Reputation: 97
Two part architecture question:
I have employee, job title, and supervisor dimensions. I kind of wanted to keep them in one dimension and have something like site > supervisor > job title > employee. The problem is that these need to be SCD. That is, they have historical associations to relate to the facts. The fact tables have a requirement to be processed every five minutes (dashboard).
1) Should I have these in a single dimension with a surrogate key (or composite for that matter)? The keys/surrogate key would be composed of calendar_id - employee_id.
2) Have the fact tables have maintain a reference to three different dimensions instead?
The requirement to process every 5 minutes (MOLAP SSIS ETL driven processing). Makes me lean toward keeping the time/change in the facts so that I would ease having to process the dimensions along with the fact tables.
Upvotes: 0
Views: 42
Reputation: 1405
I would design it as a single dimension, with the hierarchy you mentioned: site > supervisor > job title > employee.
Let's call this dimension EmployeeAssignment, because its granularity is not Employees, but any combination of site/supervisor/job title that an employee "adopts" during his/her career. (Feel free to come up with a better name).
I don't think you need a calendar_id key in this dimension: a surrogate key based on DISTINCT SiteID,SupervisorID,JobTitleID,EmployeeID would be enough.
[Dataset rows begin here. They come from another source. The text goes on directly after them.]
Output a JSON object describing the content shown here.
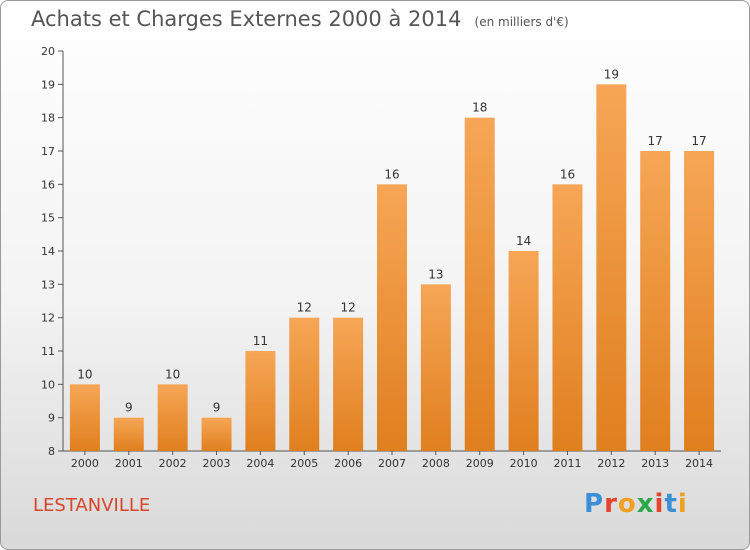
{
  "header": {
    "title": "Achats et Charges Externes 2000 à 2014",
    "unit": "(en milliers d'€)"
  },
  "footer": {
    "place": "LESTANVILLE",
    "logo": [
      "P",
      "r",
      "o",
      "x",
      "i",
      "t",
      "i"
    ]
  },
  "colors": {
    "bar_top": "#f6a656",
    "bar_bottom": "#e07f1e",
    "title": "#555555",
    "place": "#d9452b"
  },
  "chart_data": {
    "type": "bar",
    "title": "Achats et Charges Externes 2000 à 2014",
    "subtitle": "(en milliers d'€)",
    "categories": [
      "2000",
      "2001",
      "2002",
      "2003",
      "2004",
      "2005",
      "2006",
      "2007",
      "2008",
      "2009",
      "2010",
      "2011",
      "2012",
      "2013",
      "2014"
    ],
    "values": [
      10,
      9,
      10,
      9,
      11,
      12,
      12,
      16,
      13,
      18,
      14,
      16,
      19,
      17,
      17
    ],
    "value_labels": [
      "10",
      "9",
      "10",
      "9",
      "11",
      "12",
      "12",
      "16",
      "13",
      "18",
      "14",
      "16",
      "19",
      "17",
      "17"
    ],
    "ylim": [
      8,
      20
    ],
    "yticks": [
      "8",
      "9",
      "10",
      "11",
      "12",
      "13",
      "14",
      "15",
      "16",
      "17",
      "18",
      "19",
      "20"
    ],
    "xlabel": "",
    "ylabel": "",
    "grid": false,
    "legend": "none"
  }
}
Adding a calendar_id key would be making the dimension do too much work: over and above slicing the actual facts, this would make the dimension answer questions like
"Where was employeeID 12345 (in the site/supervisor/job title network) on 1 January 2015?" and "How many employees did supervisorID 98765 supervise on 1st January 2015?"
These questions IMHO are best addressed with a fact, not a dimension. One cube I've worked on addresses with with an EmployeeDay measure: sliced by dimensions "EmployeeAssignment" and Time, this simply has a 1 if the employee is in that "assignment" on that day.
This EmployeeAssignment SCD is actually pretty slowly-changing, especially compared to your 5-minute fact update interval. Employees are not going to move about or get promoted every 5 minutes, so a reprocess of the dimension shouldn't be necessary more often than daily.
If I've misunderstood anything, let me know in the comments.
Upvotes: 0